The problems were only solved many years later, in the 20th century, when Albert Einstein worked out his Theory of General Relativity. But Newton’s theory was good at describing the way objects fall and how planets orbit the Sun. We still use it for many things.

Newton also showed that white light is a mixture of all the colours of the rainbow. He used a prism to split white light into its separate colours. He made many other studies of light. Newton believed that light is a stream of particles. Other scientists agreed with Christiaan Huygens that light must be a wave. Now we know that Newton was not wrong—light acts as both a particle and a wave.
Newton’s interest in light came from his efforts to make a good telescope. He invented a reflecting telescope, which used mirrors instead of lenses, in 1668. We call them Newtonian telescopes.

He also invented the mathematical method of calculus. Though Leibniz invented the same method, Newton had thought of it earlier.

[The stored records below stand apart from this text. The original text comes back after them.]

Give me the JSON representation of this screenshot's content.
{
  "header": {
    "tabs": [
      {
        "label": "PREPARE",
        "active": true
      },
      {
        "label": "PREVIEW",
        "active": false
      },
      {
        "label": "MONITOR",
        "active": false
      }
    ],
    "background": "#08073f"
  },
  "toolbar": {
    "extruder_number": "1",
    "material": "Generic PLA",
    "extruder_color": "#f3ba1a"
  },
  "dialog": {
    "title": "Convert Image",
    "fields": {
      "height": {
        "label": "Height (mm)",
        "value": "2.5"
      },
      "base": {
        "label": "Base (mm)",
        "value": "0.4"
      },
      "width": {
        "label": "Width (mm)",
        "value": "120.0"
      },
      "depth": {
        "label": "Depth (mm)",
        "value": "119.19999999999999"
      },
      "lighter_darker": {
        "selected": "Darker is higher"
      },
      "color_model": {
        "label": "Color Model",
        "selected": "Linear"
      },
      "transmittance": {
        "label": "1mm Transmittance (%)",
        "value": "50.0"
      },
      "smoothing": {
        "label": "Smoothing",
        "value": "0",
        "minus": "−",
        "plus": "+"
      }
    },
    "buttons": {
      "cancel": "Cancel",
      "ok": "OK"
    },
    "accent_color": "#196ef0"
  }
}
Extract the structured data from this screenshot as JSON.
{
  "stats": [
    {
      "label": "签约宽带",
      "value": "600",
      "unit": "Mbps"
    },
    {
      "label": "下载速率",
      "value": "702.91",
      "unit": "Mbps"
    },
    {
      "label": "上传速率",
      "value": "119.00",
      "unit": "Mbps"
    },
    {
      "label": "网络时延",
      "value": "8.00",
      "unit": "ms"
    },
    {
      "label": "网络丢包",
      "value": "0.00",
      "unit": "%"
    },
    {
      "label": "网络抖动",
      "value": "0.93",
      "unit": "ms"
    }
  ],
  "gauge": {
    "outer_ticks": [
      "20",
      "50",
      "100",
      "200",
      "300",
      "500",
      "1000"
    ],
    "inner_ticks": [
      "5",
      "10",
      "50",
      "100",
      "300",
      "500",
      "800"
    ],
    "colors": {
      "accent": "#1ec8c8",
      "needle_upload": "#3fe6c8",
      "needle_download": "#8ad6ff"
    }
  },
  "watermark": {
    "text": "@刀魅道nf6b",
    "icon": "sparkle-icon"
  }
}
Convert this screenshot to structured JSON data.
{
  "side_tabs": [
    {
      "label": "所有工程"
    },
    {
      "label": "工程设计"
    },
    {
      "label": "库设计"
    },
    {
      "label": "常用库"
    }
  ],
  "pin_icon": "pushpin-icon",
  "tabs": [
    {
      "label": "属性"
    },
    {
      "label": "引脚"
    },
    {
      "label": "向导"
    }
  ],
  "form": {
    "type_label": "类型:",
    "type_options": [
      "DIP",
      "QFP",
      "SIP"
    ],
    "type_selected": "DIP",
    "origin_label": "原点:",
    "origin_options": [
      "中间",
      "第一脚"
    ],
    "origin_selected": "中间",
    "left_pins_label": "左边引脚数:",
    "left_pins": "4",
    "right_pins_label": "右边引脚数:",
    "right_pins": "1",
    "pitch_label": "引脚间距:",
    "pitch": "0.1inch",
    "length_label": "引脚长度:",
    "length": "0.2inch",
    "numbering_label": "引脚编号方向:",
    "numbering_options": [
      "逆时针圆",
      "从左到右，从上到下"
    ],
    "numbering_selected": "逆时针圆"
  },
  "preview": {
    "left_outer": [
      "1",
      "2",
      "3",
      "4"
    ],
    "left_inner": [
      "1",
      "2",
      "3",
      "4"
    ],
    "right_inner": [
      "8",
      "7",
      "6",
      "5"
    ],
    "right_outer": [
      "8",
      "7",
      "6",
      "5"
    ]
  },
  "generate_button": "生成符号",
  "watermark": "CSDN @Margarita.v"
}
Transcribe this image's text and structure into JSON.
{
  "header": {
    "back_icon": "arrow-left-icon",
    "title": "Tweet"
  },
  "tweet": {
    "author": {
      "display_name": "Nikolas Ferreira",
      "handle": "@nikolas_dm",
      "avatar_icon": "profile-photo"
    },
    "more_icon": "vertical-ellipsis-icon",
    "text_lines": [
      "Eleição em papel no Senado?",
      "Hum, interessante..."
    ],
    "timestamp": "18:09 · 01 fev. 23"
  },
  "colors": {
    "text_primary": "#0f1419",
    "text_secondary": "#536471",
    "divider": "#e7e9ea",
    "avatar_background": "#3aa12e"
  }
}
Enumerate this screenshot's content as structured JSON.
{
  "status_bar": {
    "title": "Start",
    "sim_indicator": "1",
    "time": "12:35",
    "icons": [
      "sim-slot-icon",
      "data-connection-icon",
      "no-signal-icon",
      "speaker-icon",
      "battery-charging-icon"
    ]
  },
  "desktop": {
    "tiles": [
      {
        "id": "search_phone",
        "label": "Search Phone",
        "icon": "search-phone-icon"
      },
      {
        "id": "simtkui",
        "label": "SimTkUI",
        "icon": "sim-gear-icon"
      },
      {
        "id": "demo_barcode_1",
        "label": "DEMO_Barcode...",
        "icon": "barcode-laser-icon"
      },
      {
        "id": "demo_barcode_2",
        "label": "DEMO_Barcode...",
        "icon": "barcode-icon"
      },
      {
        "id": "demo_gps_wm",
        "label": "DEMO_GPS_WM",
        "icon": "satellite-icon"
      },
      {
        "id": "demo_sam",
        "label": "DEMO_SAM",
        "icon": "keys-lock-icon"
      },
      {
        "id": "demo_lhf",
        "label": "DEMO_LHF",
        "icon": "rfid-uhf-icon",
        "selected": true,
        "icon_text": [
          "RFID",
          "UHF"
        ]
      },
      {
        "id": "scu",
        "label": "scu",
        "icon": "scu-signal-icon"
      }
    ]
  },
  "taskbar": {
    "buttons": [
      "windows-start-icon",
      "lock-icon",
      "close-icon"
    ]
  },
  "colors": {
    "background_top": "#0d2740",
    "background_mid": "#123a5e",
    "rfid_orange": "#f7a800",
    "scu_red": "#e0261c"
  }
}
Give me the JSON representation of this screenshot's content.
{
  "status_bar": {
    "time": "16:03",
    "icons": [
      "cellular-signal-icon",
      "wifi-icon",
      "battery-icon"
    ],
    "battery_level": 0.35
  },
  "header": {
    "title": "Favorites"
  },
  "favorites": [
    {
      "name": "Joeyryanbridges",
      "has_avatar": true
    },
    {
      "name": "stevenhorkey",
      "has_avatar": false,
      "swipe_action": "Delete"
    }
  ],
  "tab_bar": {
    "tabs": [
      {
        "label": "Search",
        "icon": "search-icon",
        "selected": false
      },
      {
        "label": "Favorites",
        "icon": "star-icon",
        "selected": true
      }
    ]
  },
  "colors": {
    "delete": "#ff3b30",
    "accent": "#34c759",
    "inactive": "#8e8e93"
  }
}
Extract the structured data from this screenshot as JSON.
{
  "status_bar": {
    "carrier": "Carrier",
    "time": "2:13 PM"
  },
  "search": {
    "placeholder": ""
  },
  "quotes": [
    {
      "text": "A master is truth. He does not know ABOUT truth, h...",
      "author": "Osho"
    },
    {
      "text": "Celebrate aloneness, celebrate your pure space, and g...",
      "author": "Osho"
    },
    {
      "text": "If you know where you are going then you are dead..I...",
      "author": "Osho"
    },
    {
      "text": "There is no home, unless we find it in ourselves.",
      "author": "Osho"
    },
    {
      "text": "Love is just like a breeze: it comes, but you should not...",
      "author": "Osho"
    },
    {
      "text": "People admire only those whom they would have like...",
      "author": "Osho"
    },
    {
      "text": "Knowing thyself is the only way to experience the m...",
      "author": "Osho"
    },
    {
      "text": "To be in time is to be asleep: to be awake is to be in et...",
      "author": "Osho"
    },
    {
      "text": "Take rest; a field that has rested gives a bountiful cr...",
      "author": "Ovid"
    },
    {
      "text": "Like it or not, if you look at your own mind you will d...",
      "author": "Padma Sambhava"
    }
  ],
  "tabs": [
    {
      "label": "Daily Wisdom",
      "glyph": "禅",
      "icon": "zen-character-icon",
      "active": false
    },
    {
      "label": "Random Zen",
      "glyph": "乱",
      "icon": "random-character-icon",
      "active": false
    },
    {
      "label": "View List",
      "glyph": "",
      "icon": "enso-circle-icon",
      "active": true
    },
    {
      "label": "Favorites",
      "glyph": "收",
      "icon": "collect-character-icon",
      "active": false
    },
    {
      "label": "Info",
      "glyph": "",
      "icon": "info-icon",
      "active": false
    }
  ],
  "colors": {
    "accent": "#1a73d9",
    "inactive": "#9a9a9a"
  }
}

We now use calculus as a basic tool in many problems in science and mathematics.

Newton’s Principia is often described as the greatest scientific work ever written. It seems hard to believe that one person could achieve so much. Newton could be difficult, and sometimes unpleasant, but he devoted his life to searching for truth and he knew that there was a great deal more to learn. He wrote:

“To myself, I seem to have been only like a boy playing on the seashore, and diverting myself in now and then finding a smoother pebble or a prettier shell than ordinary, whilst the great ocean of truth lay all undiscovered before me.”

Did you know?

• In addition to being a great scientist, Isaac Newton was also a Member of Parliament. He tried to prevent King James II from turning the universities into Catholic institutions and was elected Member of Parliament for the University of Cambridge in 1689 to make sure that this did not happen.
• Isaac Newton was a deeply religious man and he devoted a great deal of his time to investigating religion. In fact he owned more books on that subject than he did on science. He also sought to find evidence in the Bible for much of the mythology of Ancient Greece.
• Some people today have accused Isaac Newton of trying to destroy the reputation of the scientist Robert Hooke, with whom he had lots of arguments. Although no real evidence supports this, many believe that some of Newton's great scientific ideas were actually those of Hooke.